My father didn’t agree. He insisted that I finish college and secure an education for myself. We had a big argument and in the end I gave in and ended up studying for eight years at the University of Oregon, right into a masters of architecture. University definitely shaped my outlook on the world and helped to expand how I see things, but throughout the time there always something vital seemed to be missing and I never seemed to be able to find my own pace and sense of purpose in the same way that my dreams of travel and my love of nature always had. Even today I feel locked in ill-fitting shoes, constantly repeating tasks and responsibilities that fail to make use of what I am best at. And I’m not sure why I never make the moves myself so that I can secure the type of lifestyle and philosophy that mean most to me.
One of the things I decided when I made the big changes last year was that I would try to get back to those things which make me feel whole when I do them.
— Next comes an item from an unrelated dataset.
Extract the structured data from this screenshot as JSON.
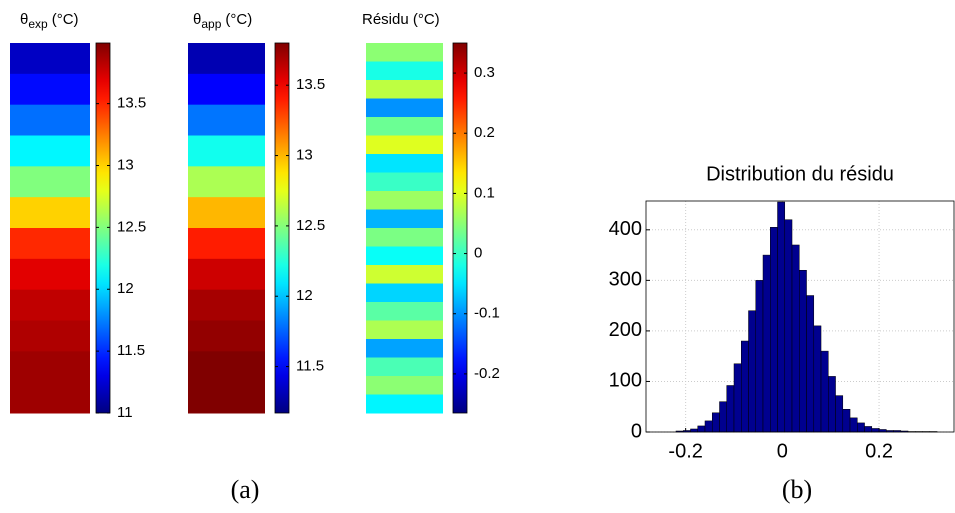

Life is too short to constantly be doing only things that make you feel empty. Perhaps I am lucky in that I know what makes me happy. This summer, with a month off, I hope to set out on a long walk, perhaps along the Camino de Santiago, or in the Austrian Alps, or maybe even Nepal. It has to be something bigger than the little walks I take here in Japan, something approaching the dreams of my youth. And I’ve begun dreaming of something even more ambitious, too. Perhaps a bicycle trip around the world is not impossible. Can I do something like that with diabetes, at my age? Can I dare to imagine a path around the entire world and to dream of a chunk of my life under the stars again? I just can’t imagine myself stuck in an office for the rest of my life, always feeling broken and hemmed in. I have to believe that there really are many ways to live a full life.